Matthew Gilbert, The Boston Globe
"[Jennifer] Garner has impersonated a torch singer in Paris, a cocktail waitress in Las Vegas and a New York punk princess. Each time she appears on screen in another alias, it seems the thrills and suspense of the script screeches to a halt for a brief 'oh-my-goodness' fashion moment.
"For her first wardrobe fitting last season, the show's fashion designer, Laura Goldsmith, had Garner meet her at a store in L.A. called Syren. Syren specializes in rubber."
Vicki Vasilopoulos, New York Post, on Alias's sexy image.
"At this point in the reality cycle, viewers are wise to the inevitable real-life breakups after the televised happy endings. The only true happy ending so far is an appropriately commercial one: Evan and Trista are shilling for KFC."
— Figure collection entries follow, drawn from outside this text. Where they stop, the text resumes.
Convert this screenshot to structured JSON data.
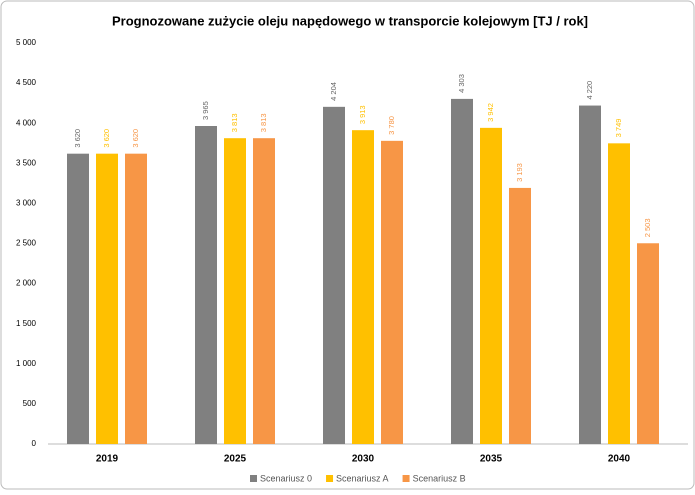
{
  "chart_data": {
    "type": "bar",
    "title": "Prognozowane zużycie oleju napędowego w transporcie kolejowym [TJ / rok]",
    "categories": [
      "2019",
      "2025",
      "2030",
      "2035",
      "2040"
    ],
    "series": [
      {
        "name": "Scenariusz 0",
        "color": "#808080",
        "values": [
          3620,
          3965,
          4204,
          4303,
          4220
        ],
        "value_labels": [
          "3 620",
          "3 965",
          "4 204",
          "4 303",
          "4 220"
        ]
      },
      {
        "name": "Scenariusz A",
        "color": "#ffc000",
        "values": [
          3620,
          3813,
          3913,
          3942,
          3749
        ],
        "value_labels": [
          "3 620",
          "3 813",
          "3 913",
          "3 942",
          "3 749"
        ]
      },
      {
        "name": "Scenariusz B",
        "color": "#f79646",
        "values": [
          3620,
          3813,
          3780,
          3193,
          2503
        ],
        "value_labels": [
          "3 620",
          "3 813",
          "3 780",
          "3 193",
          "2 503"
        ]
      }
    ],
    "ylim": [
      0,
      5000
    ],
    "yticks": [
      0,
      500,
      {
        "value": 1000,
        "label": "1 000"
      },
      {
        "value": 1500,
        "label": "1 500"
      },
      {
        "value": 2000,
        "label": "2 000"
      },
      {
        "value": 2500,
        "label": "2 500"
      },
      {
        "value": 3000,
        "label": "3 000"
      },
      {
        "value": 3500,
        "label": "3 500"
      },
      {
        "value": 4000,
        "label": "4 000"
      },
      {
        "value": 4500,
        "label": "4 500"
      },
      {
        "value": 5000,
        "label": "5 000"
      }
    ],
    "grid": false,
    "legend": "bottom"
  }
}
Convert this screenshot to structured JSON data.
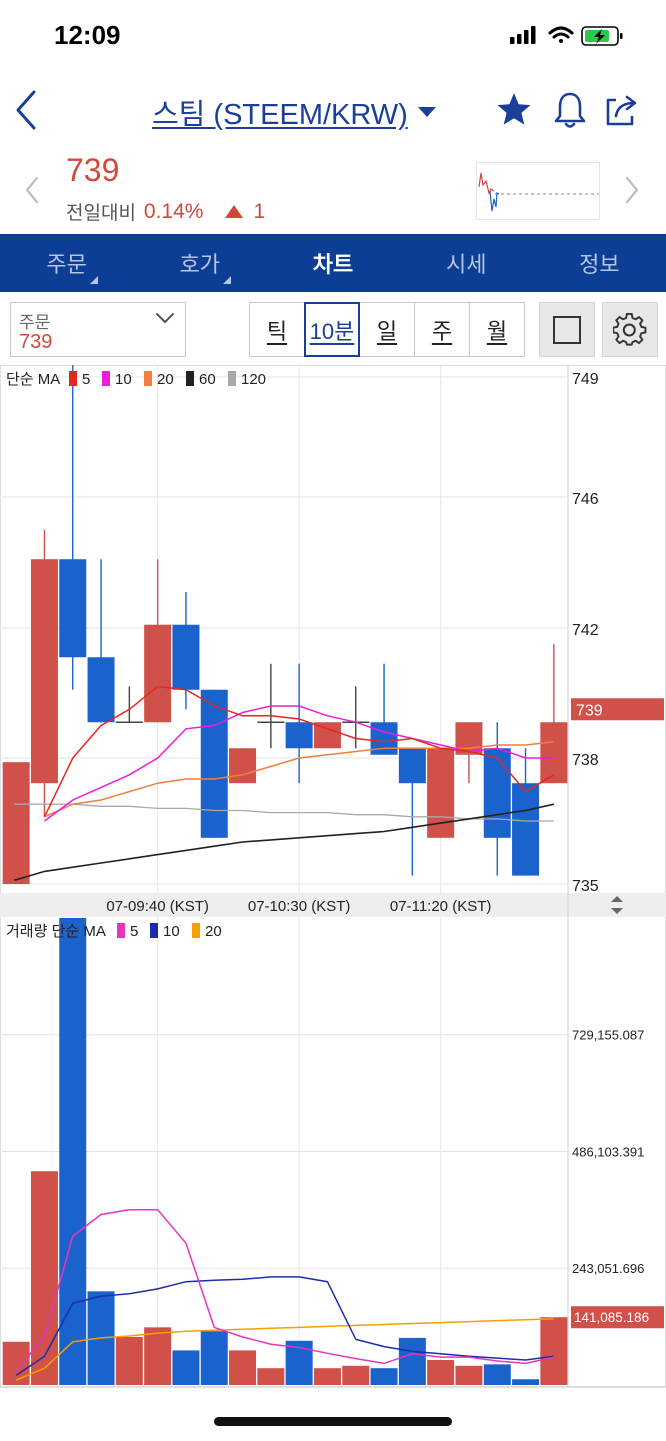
{
  "status_bar": {
    "time": "12:09"
  },
  "header": {
    "title": "스팀 (STEEM/KRW)"
  },
  "price": {
    "current": "739",
    "change_label": "전일대비",
    "change_percent": "0.14%",
    "change_amount": "1"
  },
  "tabs": [
    {
      "label": "주문"
    },
    {
      "label": "호가"
    },
    {
      "label": "차트"
    },
    {
      "label": "시세"
    },
    {
      "label": "정보"
    }
  ],
  "toolbar": {
    "order_label": "주문",
    "order_value": "739",
    "periods": [
      {
        "label": "틱"
      },
      {
        "label": "10분"
      },
      {
        "label": "일"
      },
      {
        "label": "주"
      },
      {
        "label": "월"
      }
    ]
  },
  "colors": {
    "up": "#d0504a",
    "down": "#1a62cc",
    "ma5": "#e8261f",
    "ma10": "#ee1cdc",
    "ma20": "#f17f3c",
    "ma60": "#222222",
    "ma120": "#a9a9a9",
    "vol_ma5": "#e535be",
    "vol_ma10": "#1b2ea8",
    "vol_ma20": "#f5a000",
    "header_blue": "#0d3e96"
  },
  "chart_data": [
    {
      "type": "candlestick",
      "legend_title": "단순 MA",
      "legend": [
        {
          "name": "5",
          "color_key": "ma5"
        },
        {
          "name": "10",
          "color_key": "ma10"
        },
        {
          "name": "20",
          "color_key": "ma20"
        },
        {
          "name": "60",
          "color_key": "ma60"
        },
        {
          "name": "120",
          "color_key": "ma120"
        }
      ],
      "ylim": [
        735,
        749
      ],
      "yticks": [
        749,
        746,
        742,
        738,
        735
      ],
      "xticks": [
        "07-09:40 (KST)",
        "07-10:30 (KST)",
        "07-11:20 (KST)"
      ],
      "current_price_label": "739",
      "current_price": 739.5,
      "candles": [
        {
          "o": 735,
          "h": 737.9,
          "l": 735,
          "c": 737.9
        },
        {
          "o": 737.4,
          "h": 745.0,
          "l": 736.6,
          "c": 744.1
        },
        {
          "o": 744.1,
          "h": 749.5,
          "l": 740.1,
          "c": 741.1
        },
        {
          "o": 741.1,
          "h": 744.1,
          "l": 739.1,
          "c": 739.1
        },
        {
          "o": 739.1,
          "h": 740.2,
          "l": 739.1,
          "c": 739.1
        },
        {
          "o": 739.1,
          "h": 744.1,
          "l": 739.1,
          "c": 742.1
        },
        {
          "o": 742.1,
          "h": 743.1,
          "l": 739.5,
          "c": 740.1
        },
        {
          "o": 740.1,
          "h": 740.1,
          "l": 736.1,
          "c": 736.1
        },
        {
          "o": 737.4,
          "h": 738.3,
          "l": 737.4,
          "c": 738.3
        },
        {
          "o": 739.1,
          "h": 740.9,
          "l": 738.3,
          "c": 739.1
        },
        {
          "o": 739.1,
          "h": 740.9,
          "l": 737.4,
          "c": 738.3
        },
        {
          "o": 738.3,
          "h": 739.1,
          "l": 738.3,
          "c": 739.1
        },
        {
          "o": 739.1,
          "h": 740.2,
          "l": 738.3,
          "c": 739.1
        },
        {
          "o": 739.1,
          "h": 740.9,
          "l": 738.1,
          "c": 738.1
        },
        {
          "o": 738.3,
          "h": 738.3,
          "l": 735.2,
          "c": 737.4
        },
        {
          "o": 736.1,
          "h": 738.3,
          "l": 736.1,
          "c": 738.3
        },
        {
          "o": 738.1,
          "h": 739.1,
          "l": 737.4,
          "c": 739.1
        },
        {
          "o": 738.3,
          "h": 739.1,
          "l": 735.2,
          "c": 736.1
        },
        {
          "o": 737.4,
          "h": 738.3,
          "l": 735.2,
          "c": 735.2
        },
        {
          "o": 737.4,
          "h": 741.5,
          "l": 737.4,
          "c": 739.1
        }
      ],
      "ma_lines": {
        "ma5": [
          null,
          736.6,
          738.0,
          739.0,
          739.5,
          740.2,
          740.1,
          739.6,
          739.3,
          739.3,
          739.2,
          738.9,
          738.6,
          738.5,
          738.6,
          738.3,
          738.2,
          738.0,
          737.2,
          737.6
        ],
        "ma10": [
          null,
          736.5,
          737.0,
          737.3,
          737.6,
          738.0,
          738.9,
          739.0,
          739.4,
          739.6,
          739.6,
          739.3,
          739.1,
          738.8,
          738.6,
          738.4,
          738.2,
          738.3,
          738.0,
          738.0
        ],
        "ma20": [
          null,
          736.6,
          736.9,
          737.0,
          737.2,
          737.4,
          737.5,
          737.5,
          737.6,
          737.8,
          738.0,
          738.1,
          738.2,
          738.3,
          738.3,
          738.3,
          738.3,
          738.4,
          738.4,
          738.5
        ],
        "ma60": [
          735.1,
          735.3,
          735.4,
          735.5,
          735.6,
          735.7,
          735.8,
          735.9,
          736.0,
          736.05,
          736.1,
          736.15,
          736.2,
          736.25,
          736.35,
          736.45,
          736.55,
          736.65,
          736.75,
          736.9
        ],
        "ma120": [
          736.9,
          736.9,
          736.9,
          736.85,
          736.85,
          736.8,
          736.8,
          736.75,
          736.75,
          736.7,
          736.7,
          736.7,
          736.65,
          736.65,
          736.6,
          736.6,
          736.55,
          736.55,
          736.5,
          736.5
        ]
      }
    },
    {
      "type": "bar",
      "legend_title": "거래량 단순 MA",
      "legend": [
        {
          "name": "5",
          "color_key": "vol_ma5"
        },
        {
          "name": "10",
          "color_key": "vol_ma10"
        },
        {
          "name": "20",
          "color_key": "vol_ma20"
        }
      ],
      "ylim": [
        0,
        972206
      ],
      "yticks": [
        "729,155.087",
        "486,103.391",
        "243,051.696"
      ],
      "ytick_values": [
        729155.087,
        486103.391,
        243051.696
      ],
      "current_volume_label": "141,085.186",
      "current_volume": 141085.186,
      "values": [
        90000,
        445000,
        975000,
        195000,
        100000,
        120000,
        72000,
        112000,
        72000,
        35000,
        92000,
        35000,
        40000,
        35000,
        98000,
        52000,
        40000,
        43000,
        12000,
        141085
      ],
      "ma_lines": {
        "vol_ma5": [
          30000,
          100000,
          310000,
          355000,
          365000,
          365000,
          295000,
          120000,
          100000,
          85000,
          78000,
          66000,
          55000,
          45000,
          65000,
          58000,
          58000,
          50000,
          45000,
          58000
        ],
        "vol_ma10": [
          20000,
          60000,
          170000,
          185000,
          190000,
          200000,
          215000,
          218000,
          220000,
          225000,
          225000,
          215000,
          95000,
          80000,
          70000,
          65000,
          60000,
          56000,
          52000,
          60000
        ],
        "vol_ma20": [
          10000,
          35000,
          90000,
          98000,
          102000,
          108000,
          112000,
          114000,
          116000,
          118000,
          120000,
          122000,
          124000,
          126000,
          128000,
          130000,
          132000,
          134000,
          136000,
          138000
        ]
      }
    }
  ]
}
Joanne Ostrow, Denver Post
"How I feel about his political and sociological opinions doesn't matter. How I found his live television show does. Liberal, conservative—no matter your paradigm, I think we can agree on one thing: Dullsville is dullsville."
Melanie McFarland, Seattle Post-Intelligencer,
on MSNBC's The Savage Nation
March 8 debut.
"If there need be safe, non-threatening fare, let it be My Big Fat Greek Life, to be followed by My Big Fat Greek Kids, My Big Fat Greek Mid-Life Crisis
and My Big Fat Greek Heart Attack."
Neal Justin, the Minneapolis-St. Paul Star Tribune, on CBS's My Big Fat Greek Life.
"Watching Clinton in this new capacity raises the question of whether it is a seemly thing for an immediate past president to do—after, of course, you get past the question of what exactly would be considered unseemly for Clinton at this point."
Steve Johnson, Chicago Tribune, on 60 Minutes'
"Clinton vs. Dole" segment.
"[James] Gandolfini's agents believe they're holding a gun to HBO's head to get them to pay this massive salary increase, but it's really a water pistol—and doesn't even have any water in it."
HBO lawyer Bert Fields, on HBO's fight with Sopranos star James Gandolfini.